Sandspit statistical area had a population of 990 in the 2023 New Zealand census, an increase of 21 people (2.2%) since the 2018 census, and an increase of 111 people (12.6%) since the 2013 census. There were 480 males and 507 females in 387 dwellings. 2.4% of people identified as LGBTIQ+. The median age was 57.0 years (compared with 38.1 years nationally). There were 135 people (13.6%) aged under 15 years, 96 (9.7%) aged 15 to 29, 414 (41.8%) aged 30 to 64, and 342 (34.5%) aged 65 or older.

People could identify as more than one ethnicity. The results were 94.5% European (Pākehā); 5.8% Māori; 2.4% Pasifika; 2.1% Asian; 0.6% Middle Eastern, Latin American and African New Zealanders (MELAA); and 4.2% other, which includes people giving their ethnicity as "New Zealander". English was spoken by 98.2%, Māori language by 0.6%, Samoan by 0.3%, and other languages by 10.0%. No language could be spoken by 0.9% (e.g. too young to talk).
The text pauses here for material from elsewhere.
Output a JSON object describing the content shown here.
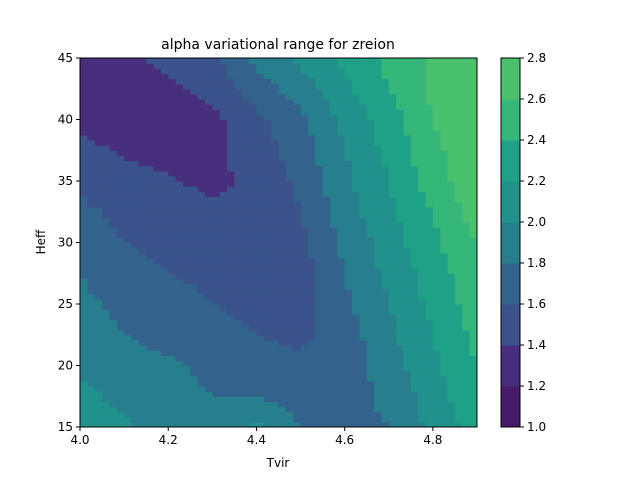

The percentage of people born overseas was 28.5, compared with 28.8% nationally.

Religious affiliations were 32.1% Christian, 0.3% Hindu, 0.3% Jewish, and 0.3% other religions. People who answered that they had no religion were 58.2%, and 8.2% of people did not answer the census question.

Of those at least 15 years old, 201 (23.5%) people had a bachelor's or higher degree, 441 (51.6%) had a post-high school certificate or diploma, and 156 (18.2%) people exclusively held high school qualifications. The median income was $43,600, compared with $41,500 nationally. 144 people (16.8%) earned over $100,000 compared to 12.1% nationally. The employment status of those at least 15 was that 339 (39.6%) people were employed full-time, 150 (17.5%) were part-time, and 9 (1.1%) were unemployed.